SEC Takes Action to Halt Alleged $130M Fraud Targeting Indian American Community. Alternative investments, Indian American community, fraud, emergency relief, SEC, securities and exchange commission, Nanban Ventures, Ponzi

The Securities and Exchange Commission announced on Friday that on Oct. 11, 2023, it obtained a temporary restraining order, an asset freeze, and other emergency relief to halt an alleged ongoing fraud targeting the Indian American community that had raised nearly $130 million since April 2021.

On Nov. 30, 2023, the SEC secured a preliminary injunction, the extension of the asset freeze, and other ancillary relief. The SEC’s complaint, filed on Oct. 5, 2023, in U.S. District Court for the Eastern District of Texas and unsealed on Oct. 16, 2023, alleges that Nanban Ventures LLC, its three founders – Gopala Krishnan, Manivannan Shanmugam, and Sakthivel Palani Gounder – and three other entities that the founders controlled raised more than $89 million from more than 350 investors for investments in purported venture capital funds and more than $39 million from 10 investors for investments directly in the three other entities. The complaint alleges that the founders overstated the profitability of the investments and paid investors at least $17.8 million in fake profits that were Ponzi payments.

The SEC’s complaint further alleges that defendants misrepresented Krishnan’s expertise and success using his eponymous “GK Strategies” options trading method. According to the complaint, Krishnan claimed in a YouTube video that he achieved returns of “more than a hundred percent,” and Nanban Ventures claimed in the private placement memoranda for its venture capital funds that Krishnan would manage the funds to generate returns that would “consistently overperform the S&P 500 Index.” However, the SEC alleges that the actual trading returns using GK Strategies were, with few exceptions, lower than the returns of the S&P 500 index, lower than the percentage returns that Krishnan claimed in YouTube videos, and negative on numerous occasions.

The complaint also alleges that Nanban Ventures and the founders were investment advisers who violated their fiduciary duties by causing the venture capital funds to make undisclosed investments of more than $70 million into companies that the founders controlled.
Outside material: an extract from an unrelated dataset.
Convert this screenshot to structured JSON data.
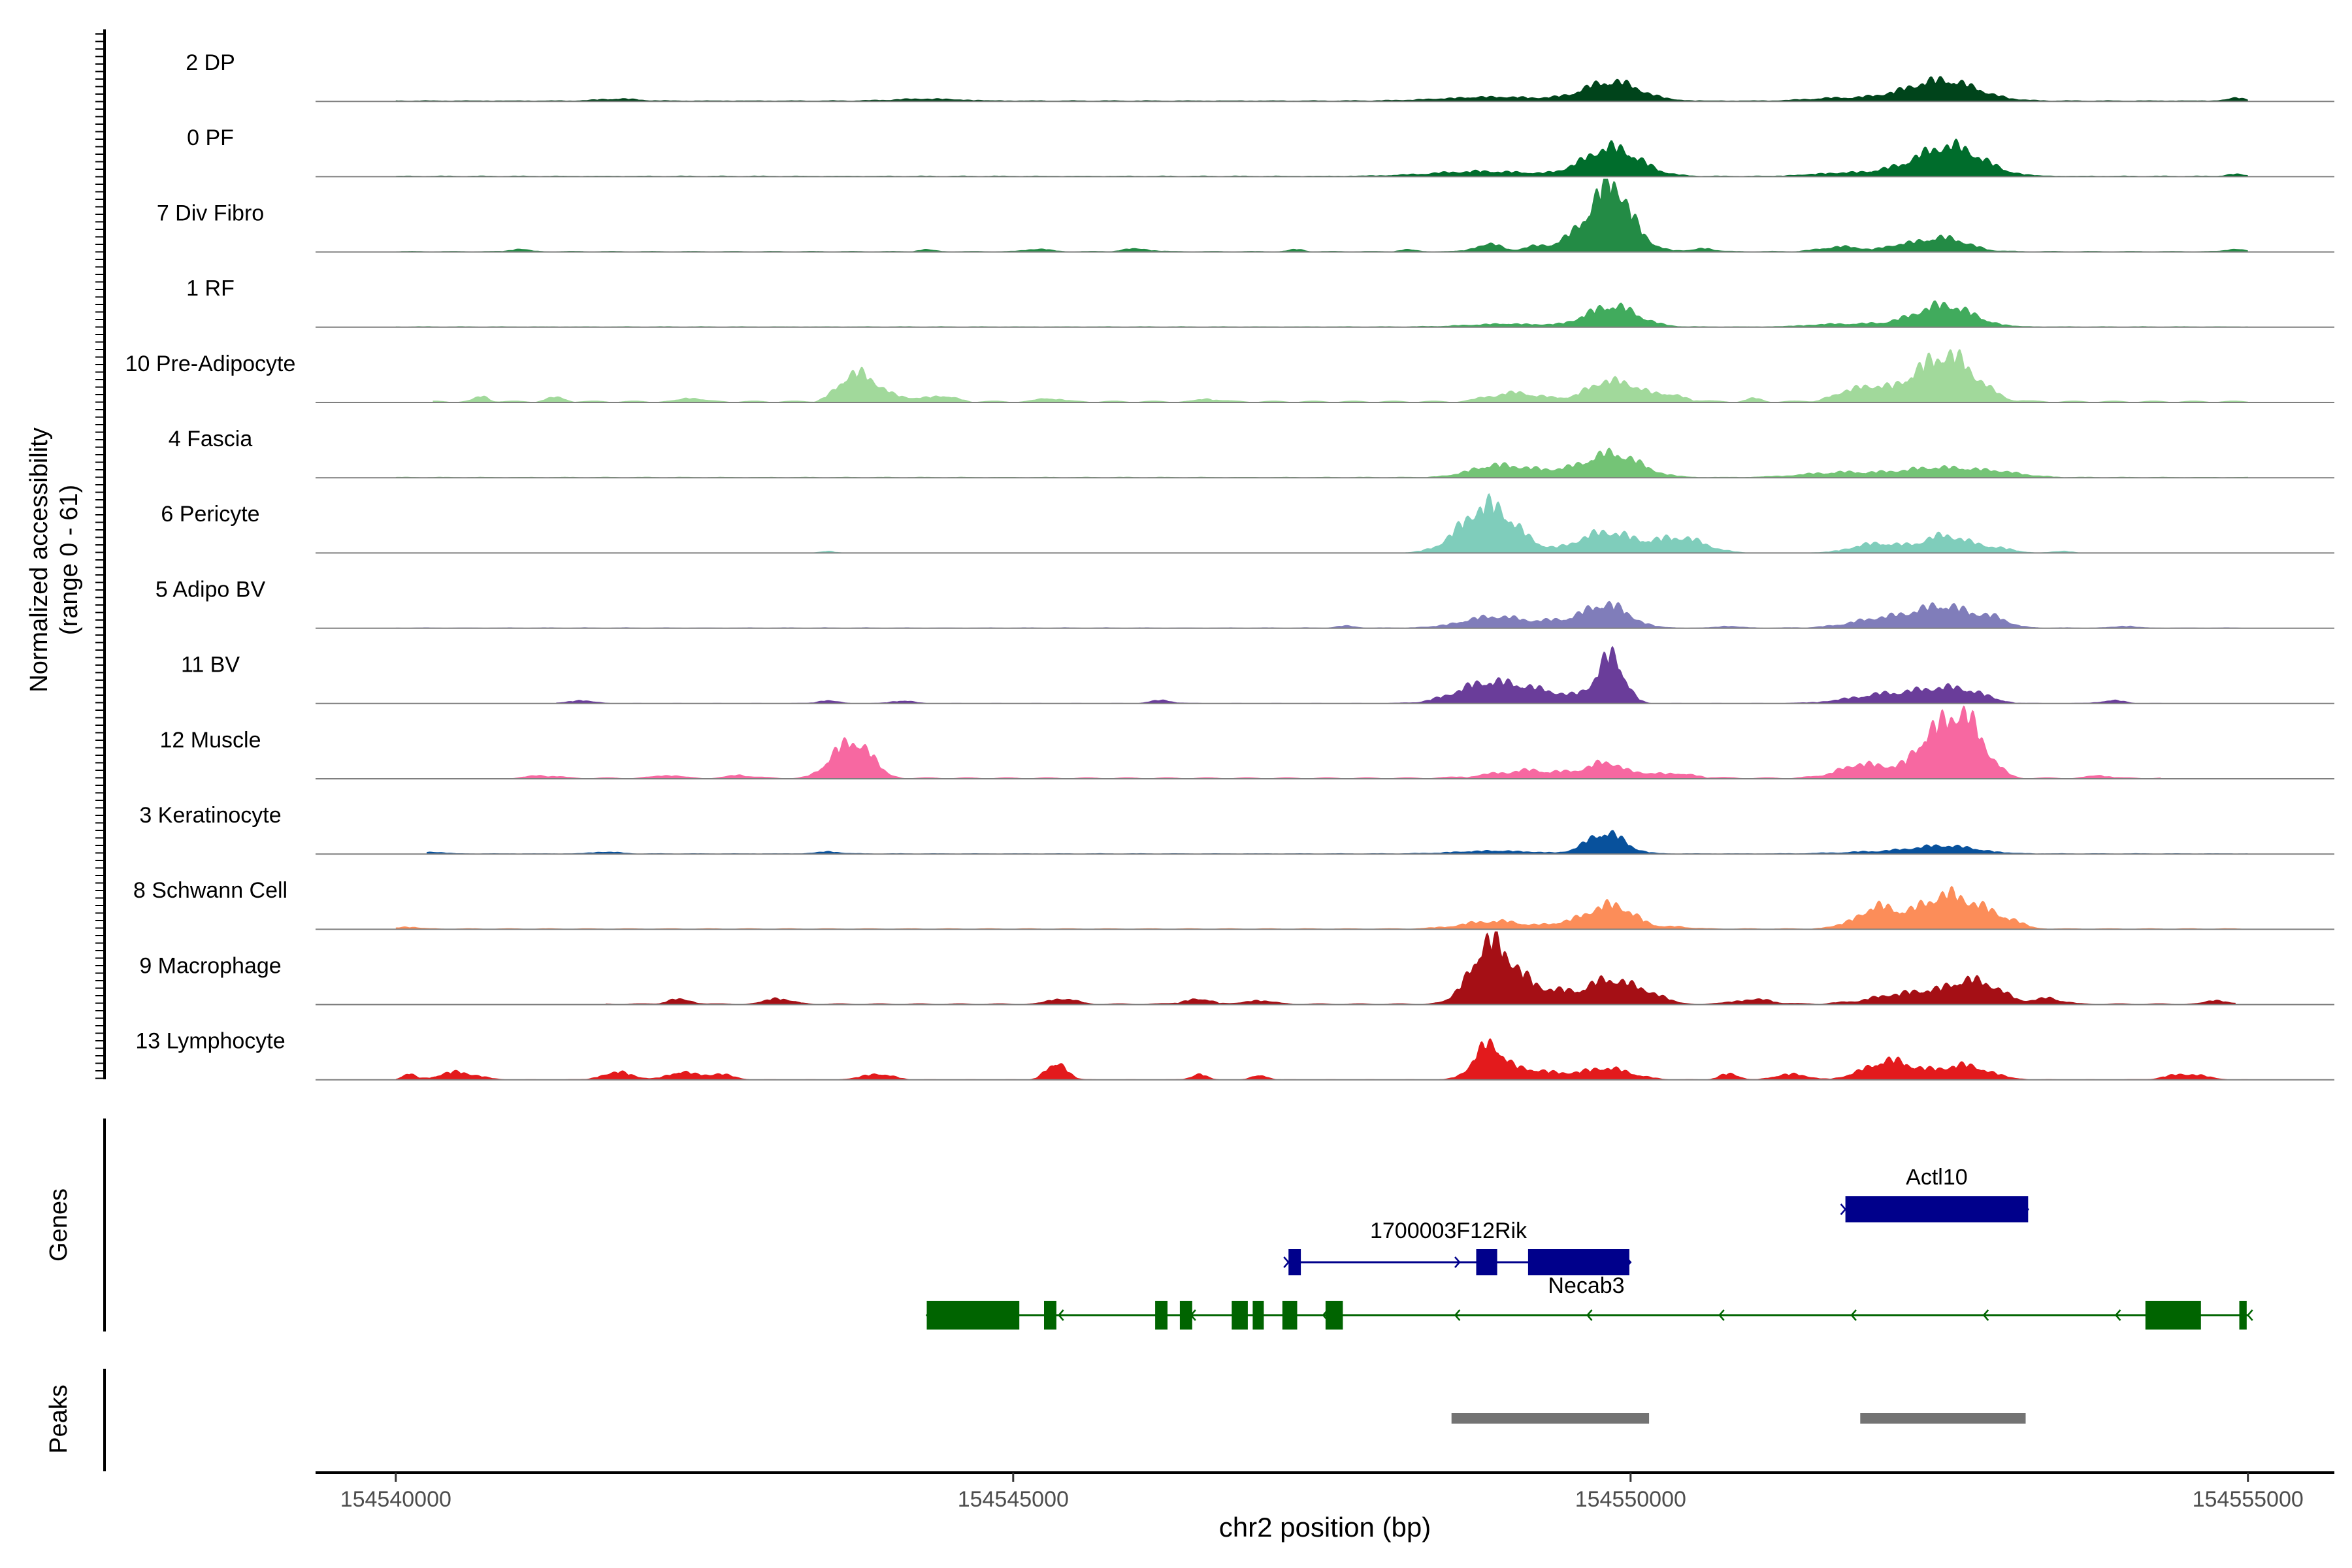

According to the SEC’s complaint, the founders commingled these funds with more than $39 million from at least 10 other investors and then used the commingled funds to, among other things, make Ponzi payments to investors and pay themselves at least $6 million.

The SEC’s complaint charges all defendants with violating the antifraud provisions of Section 17(a) of the Securities Act of 1933 and Section 10(b) of the Securities Exchange Act of 1934 and Rule 10b-5. It also charges the founders and Nanban Ventures with violating the antifraud provisions of Section 206 of the Investment Advisers Act of 1940 and Rule 206(4)-8. In addition to the emergency relief it has already obtained, the SEC seeks permanent injunctions, disgorgement of ill-gotten gains with prejudgment interest, and civil penalties from all defendants. The SEC also seeks to bar the founders from serving as officers or directors of a public company.